James Mangold compose le requiem de Wolverine

C’est en 2000 que le cinéma connait une nouvelle ère avec un genre complètement renouvelé. Les super héros sont enfin dignement mis en valeur grâce à Brian Singer qui nous livre « X-Men » point de départ d’une franchise à succès. Ce film pose les bases de ce qui deviendra un genre à part entière : les films de super héros. Parmi les personnages de ce premier opus se détache l’anti héros par excellence, Wolverine qui starise l’acteur australien Hugh Jackman. Dix-sept ans plus tard, le comédien fait ses adieux de la plus belle des manières à Wolverine en passant le flambeau à la jeune génération.

Un Wolverine diminué.
Le troisième volet des aventures de Wolverine coupe littéralement les ponts avec le reste de l’œuvre cinématographique des X-Men. Le héros est l’un des rarissimes mutants à parcourir encore la Terre, l’école de Xavier n’existe plus et Wolverine travaille pour vivre. En d’autres termes, Logan est tout sauf un film de super héros et encore moins un film X-Men.
En 2029 les mutants ont quasiment tous disparu. Logan loue ses services en conduisant une limousine et sert ainsi de chauffeur à qui a besoin d’un tel véhicule pour égayer les soirées. Habitant en plein cœur du désert mexicain, Logan survit tant bien que mal avec son pouvoir autoguérisseur sévèrement affaibli dû à la présence de l’adamantium qui l’empoisonne lentement depuis des décennies. Ayant recueilli Charles Xavier, il s’occupe de lui qui, âgé maintenant de 90 ans, perd de sa lucidité et provoque de régulières catastrophes télépathiques faisant ainsi de nombreuses victimes. Cette vie tranquille se voit bouleversée avec l’apparition d’une fillette de 10 ans, première d’une nouvelle génération de mutants. Son existence, directement liée à une organisation secrète va replonger Logan dans une nouvelle bataille tout en essayant de protéger le maintenant sénile et capricieux professeur X.
Un long voyage débute pour trouver les autres nouveaux mutants et il se pourrait que pour Logan ce soit la dernière chevauchée de Wolverine qui doit faire face à une version rajeunie de lui-même.

Un drame humain
Avec un tel scénario, le film ne pouvait pas avoir un contexte super héroïque. James Mangold livre avec Logan un road movie dramatique avec quelques scènes de violence qui illustrent parfaitement le côté bestial des deux personnages principaux, ce qui était toujours édulcoré dans les différents opus précédents. Mais les moments les plus forts demeurent, non pas ces passages sanglants, mais les scènes intimistes, notamment avec le vieillissant professeur Xavier devenu sénile et ne contrôlant son pouvoir que sous l’emprise d’une drogue. Tout au long du film, on prend conscience de ce que l’on nomme « la fin de vie ». On ne peut s’empêcher de réaliser que l’état de l’ancien professeur Xavier peut nous arriver dans les décennies à venir. Certes, il y a des moments cocasses, mais l’ensemble donne sérieusement à réfléchir.

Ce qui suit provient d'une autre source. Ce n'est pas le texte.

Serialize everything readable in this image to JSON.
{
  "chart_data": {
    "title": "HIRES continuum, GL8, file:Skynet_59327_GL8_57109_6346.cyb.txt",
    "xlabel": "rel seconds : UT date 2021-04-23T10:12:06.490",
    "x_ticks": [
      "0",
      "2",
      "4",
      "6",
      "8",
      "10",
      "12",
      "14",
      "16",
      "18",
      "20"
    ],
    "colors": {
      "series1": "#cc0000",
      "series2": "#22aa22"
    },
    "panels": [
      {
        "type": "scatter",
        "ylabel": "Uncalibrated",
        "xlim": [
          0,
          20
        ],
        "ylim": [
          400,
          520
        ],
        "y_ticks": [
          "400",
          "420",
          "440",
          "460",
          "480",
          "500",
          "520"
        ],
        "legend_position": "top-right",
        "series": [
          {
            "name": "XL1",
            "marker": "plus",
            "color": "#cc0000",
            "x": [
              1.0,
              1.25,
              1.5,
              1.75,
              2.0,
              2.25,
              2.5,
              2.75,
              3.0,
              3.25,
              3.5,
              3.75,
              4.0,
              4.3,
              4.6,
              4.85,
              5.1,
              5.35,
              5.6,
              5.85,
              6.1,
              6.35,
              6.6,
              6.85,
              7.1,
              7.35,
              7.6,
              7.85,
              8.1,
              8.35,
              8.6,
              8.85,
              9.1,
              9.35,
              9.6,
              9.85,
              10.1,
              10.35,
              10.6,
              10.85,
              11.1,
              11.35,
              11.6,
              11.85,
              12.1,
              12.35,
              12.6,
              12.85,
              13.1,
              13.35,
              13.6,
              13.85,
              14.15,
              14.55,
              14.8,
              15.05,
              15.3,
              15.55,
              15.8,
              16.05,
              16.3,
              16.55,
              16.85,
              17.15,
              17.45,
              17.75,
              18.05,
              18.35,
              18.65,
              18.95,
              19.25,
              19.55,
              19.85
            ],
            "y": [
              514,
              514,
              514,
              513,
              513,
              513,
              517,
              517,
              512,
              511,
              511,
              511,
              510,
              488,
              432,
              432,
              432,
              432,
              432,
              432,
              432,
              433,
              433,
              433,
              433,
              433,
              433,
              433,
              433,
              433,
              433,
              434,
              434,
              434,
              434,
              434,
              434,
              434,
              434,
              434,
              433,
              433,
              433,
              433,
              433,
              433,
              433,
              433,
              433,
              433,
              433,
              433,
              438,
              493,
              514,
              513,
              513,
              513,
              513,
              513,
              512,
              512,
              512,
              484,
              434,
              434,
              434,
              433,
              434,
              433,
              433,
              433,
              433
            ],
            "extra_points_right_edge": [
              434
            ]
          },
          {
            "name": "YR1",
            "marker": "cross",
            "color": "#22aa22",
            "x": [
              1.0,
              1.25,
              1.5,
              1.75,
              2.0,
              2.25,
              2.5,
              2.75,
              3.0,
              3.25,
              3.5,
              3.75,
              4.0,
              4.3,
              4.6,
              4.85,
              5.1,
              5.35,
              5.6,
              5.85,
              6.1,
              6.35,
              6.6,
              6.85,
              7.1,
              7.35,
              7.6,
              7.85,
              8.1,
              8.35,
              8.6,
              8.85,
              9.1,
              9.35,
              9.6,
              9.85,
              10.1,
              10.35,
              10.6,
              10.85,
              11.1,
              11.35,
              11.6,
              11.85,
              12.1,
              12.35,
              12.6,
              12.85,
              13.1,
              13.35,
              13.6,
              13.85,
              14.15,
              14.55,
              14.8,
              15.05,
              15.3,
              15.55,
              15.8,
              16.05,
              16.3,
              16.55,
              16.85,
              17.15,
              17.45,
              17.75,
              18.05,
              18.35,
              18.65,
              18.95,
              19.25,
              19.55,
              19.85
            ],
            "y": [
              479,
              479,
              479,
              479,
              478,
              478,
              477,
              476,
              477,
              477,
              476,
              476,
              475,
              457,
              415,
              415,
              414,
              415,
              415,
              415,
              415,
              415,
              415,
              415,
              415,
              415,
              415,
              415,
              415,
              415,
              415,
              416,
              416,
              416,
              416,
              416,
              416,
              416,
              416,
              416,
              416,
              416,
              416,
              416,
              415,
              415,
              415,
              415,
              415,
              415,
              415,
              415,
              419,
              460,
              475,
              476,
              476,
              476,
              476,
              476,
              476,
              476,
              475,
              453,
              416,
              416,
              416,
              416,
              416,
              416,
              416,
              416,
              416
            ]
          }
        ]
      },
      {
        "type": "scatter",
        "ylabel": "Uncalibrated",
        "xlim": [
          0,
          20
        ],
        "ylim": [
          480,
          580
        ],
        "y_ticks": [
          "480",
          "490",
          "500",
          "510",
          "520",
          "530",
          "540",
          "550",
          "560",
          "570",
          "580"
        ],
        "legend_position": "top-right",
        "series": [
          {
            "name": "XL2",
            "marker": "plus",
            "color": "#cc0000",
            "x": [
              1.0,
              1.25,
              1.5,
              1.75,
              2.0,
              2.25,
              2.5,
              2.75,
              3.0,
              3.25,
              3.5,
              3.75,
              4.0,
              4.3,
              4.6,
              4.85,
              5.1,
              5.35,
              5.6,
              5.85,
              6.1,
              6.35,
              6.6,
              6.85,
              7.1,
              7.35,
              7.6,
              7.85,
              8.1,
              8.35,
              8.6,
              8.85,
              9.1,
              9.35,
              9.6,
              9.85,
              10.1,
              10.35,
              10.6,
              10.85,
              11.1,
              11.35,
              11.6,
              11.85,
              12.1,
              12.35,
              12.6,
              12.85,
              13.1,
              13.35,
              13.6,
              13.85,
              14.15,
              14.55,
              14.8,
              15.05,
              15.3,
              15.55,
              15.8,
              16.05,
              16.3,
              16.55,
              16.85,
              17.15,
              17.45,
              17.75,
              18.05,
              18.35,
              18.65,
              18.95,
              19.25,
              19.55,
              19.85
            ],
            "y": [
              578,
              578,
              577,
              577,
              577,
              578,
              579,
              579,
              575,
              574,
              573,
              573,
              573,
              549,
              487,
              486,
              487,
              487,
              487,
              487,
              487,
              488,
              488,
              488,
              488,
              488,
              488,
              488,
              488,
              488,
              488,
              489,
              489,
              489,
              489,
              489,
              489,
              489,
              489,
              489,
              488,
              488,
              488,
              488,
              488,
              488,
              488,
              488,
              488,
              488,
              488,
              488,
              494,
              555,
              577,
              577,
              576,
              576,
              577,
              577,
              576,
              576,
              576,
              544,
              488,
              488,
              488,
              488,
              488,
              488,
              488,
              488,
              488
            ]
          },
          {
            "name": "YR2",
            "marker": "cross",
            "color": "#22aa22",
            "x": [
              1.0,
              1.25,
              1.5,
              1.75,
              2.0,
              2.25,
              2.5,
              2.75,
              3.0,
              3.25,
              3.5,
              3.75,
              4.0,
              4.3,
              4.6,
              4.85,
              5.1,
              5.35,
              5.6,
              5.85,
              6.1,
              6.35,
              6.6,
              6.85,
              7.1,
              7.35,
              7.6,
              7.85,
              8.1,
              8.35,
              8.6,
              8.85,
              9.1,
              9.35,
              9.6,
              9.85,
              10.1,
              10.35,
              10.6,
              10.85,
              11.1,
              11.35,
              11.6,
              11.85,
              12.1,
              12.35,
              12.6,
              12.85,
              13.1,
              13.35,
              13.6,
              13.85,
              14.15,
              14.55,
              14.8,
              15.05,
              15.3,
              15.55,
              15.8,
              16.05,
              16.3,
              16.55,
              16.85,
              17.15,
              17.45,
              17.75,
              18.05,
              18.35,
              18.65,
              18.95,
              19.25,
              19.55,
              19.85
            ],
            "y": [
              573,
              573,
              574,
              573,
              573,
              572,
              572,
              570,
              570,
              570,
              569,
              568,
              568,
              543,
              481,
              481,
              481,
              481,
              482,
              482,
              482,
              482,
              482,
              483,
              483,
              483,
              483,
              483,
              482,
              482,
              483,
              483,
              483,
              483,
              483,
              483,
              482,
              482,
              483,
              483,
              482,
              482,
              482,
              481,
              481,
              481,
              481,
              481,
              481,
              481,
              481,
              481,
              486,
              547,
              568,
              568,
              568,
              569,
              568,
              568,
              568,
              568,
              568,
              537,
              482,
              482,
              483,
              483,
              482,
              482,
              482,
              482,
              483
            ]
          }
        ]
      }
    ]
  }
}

Certains crieront au sacrilège quand ils découvriront à quel point leur héros est diminué. Le réalisateur fait un pari fou en faisant de Logan un personnage fatigué dont le pourvoir curatif a pratiquement disparu et a même du mal à sortir ses griffes. Ajoutez à ça que Wolverine boite et vous obtenez un héros blasé et las de tous les combats qu’il a menés.
Hugh Jackman exécute une remarquable prestation pour sa dernière interprétation en tant que Wolverine. L’alchimie prend avec en face Patrick Stewart qui campe un Charles Xavier méconnaissable et sénile, mais qui sort quelques réflexions philosophiques bien pensées sur ce qui est « une vie normale ».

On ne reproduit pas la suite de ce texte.